A decisão foi tomada durante a audiência de custódia realizada nesta terça-feira (4), no Fórum de Icatu. Enquanto o inquérito segue em andamento, a Polícia Civil afirma que as investigações reforçam a hipótese de feminicídio e descartam a versão apresentada inicialmente pelo suspeito.
Na decisão, o juiz Azarias Cavalcante de Alencar considerou que a prisão foi cumprida dentro da legalidade e destacou que a medida é necessária para garantir a ordem pública e assegurar a aplicação da lei. O magistrado também registrou que o exame de corpo de delito não constatou lesões físicas no investigado, mantendo a prisão temporária.
Com a decisão, DJ Willian permanece preso enquanto a Polícia Civil conclui o inquérito que investiga as circunstâncias do crime.
Em entrevista exclusiva ao programa Bandeira 2, da TV Difusora, o delegado Adriano Mendes, titular da Delegacia Regional de Rosário, revelou novos detalhes da investigação. Segundo ele, o suspeito tentou, inicialmente, convencer a polícia de que a jovem havia sido vítima de um latrocínio (roubo seguido de morte). No entanto, essa hipótese foi descartada logo no início das investigações.
“Primeiramente, ele apontou uma versão de que a namorada teria sido vítima de um crime de latrocínio, que é um crime patrimonial, porém nada dela foi subtraído, nem celular, nem motocicleta. Então, já perdeu força essa versão.”, afirmou o delegado.
De acordo com a investigação, o crime aconteceu durante uma discussão entre o casal motivada por ciúmes. Conforme explicou o delegado, Keysse teria ido atrás do namorado após saber que ele estava em uma festa acompanhado de outras mulheres.
Ainda segundo o delegado, quatro testemunhas presenciaram o crime e prestaram depoimentos considerados consistentes. Segundo o delegado, todas relataram que William já estava armado, sacou a arma durante a discussão e efetuou um disparo na cabeça da jovem.

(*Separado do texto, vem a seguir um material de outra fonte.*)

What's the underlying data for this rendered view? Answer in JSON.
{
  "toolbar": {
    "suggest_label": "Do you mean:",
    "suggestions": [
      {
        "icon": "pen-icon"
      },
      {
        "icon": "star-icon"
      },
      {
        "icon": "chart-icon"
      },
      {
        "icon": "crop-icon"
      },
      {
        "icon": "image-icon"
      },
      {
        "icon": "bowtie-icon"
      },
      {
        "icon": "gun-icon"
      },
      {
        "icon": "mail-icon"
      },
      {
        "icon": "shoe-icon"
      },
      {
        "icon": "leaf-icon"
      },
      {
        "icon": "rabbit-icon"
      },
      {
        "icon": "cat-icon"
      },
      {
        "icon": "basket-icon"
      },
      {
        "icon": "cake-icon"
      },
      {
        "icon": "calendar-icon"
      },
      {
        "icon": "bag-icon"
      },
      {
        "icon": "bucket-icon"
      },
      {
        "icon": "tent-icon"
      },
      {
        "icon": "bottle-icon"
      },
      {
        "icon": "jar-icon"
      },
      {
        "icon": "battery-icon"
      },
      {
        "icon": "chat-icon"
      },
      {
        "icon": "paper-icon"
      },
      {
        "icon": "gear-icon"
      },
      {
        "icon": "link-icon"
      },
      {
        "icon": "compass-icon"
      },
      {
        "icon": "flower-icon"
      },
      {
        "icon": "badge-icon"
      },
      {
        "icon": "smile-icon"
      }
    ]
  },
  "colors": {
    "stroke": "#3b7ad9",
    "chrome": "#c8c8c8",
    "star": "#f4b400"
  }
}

“Temos quatro testemunhas oculares, e todas elas apresentam a mesma versão, sem contradições. Elas afirmam que o DJ, com um revólver calibre 38 que já costumava portar, sacou a arma e efetuou um disparo na cabeça da companheira”, destacou o delegado.
As investigações também apontam que o relacionamento era marcado por conflitos e episódios de violência. A polícia encontrou mensagens no celular da vítima que indicariam ameaças de morte feitas pelo investigado. Segundo o delegado, familiares e pessoas próximas já tinham conhecimento do relacionamento conturbado entre os dois.
Ainda conforme a Polícia Civil, após o disparo, o suspeito tentou convencer as testemunhas a mentirem em depoimento para sustentar a falsa versão de um assalto.
Depois da prisão, William mudou a versão apresentada inicialmente e passou a afirmar que o disparo aconteceu de forma acidental durante uma briga com a vítima.
Durante as diligências, os investigadores apreenderam a arma que teria sido usada no crime.
O revólver será submetido à perícia, e o resultado será comparado com o laudo do exame cadavérico para verificar se a versão apresentada pelo investigado é compatível com as evidências técnicas. Apesar disso, o delegado afirmou que a hipótese de disparo acidental é considerada improvável diante dos depoimentos das testemunhas e das provas reunidas até o momento.
William Tierry Silva Marques foi preso nesta segunda-feira (3), na cidade de Rosário, durante uma operação da Polícia Civil do Maranhão. Além do mandado de prisão temporária, equipes da 1ª Delegacia Regional cumpriram mandados de busca e apreensão para recolher materiais que possam reforçar as provas da investigação.
A Polícia Civil informou que continua reunindo provas para concluir o inquérito, que será encaminhado à Justiça.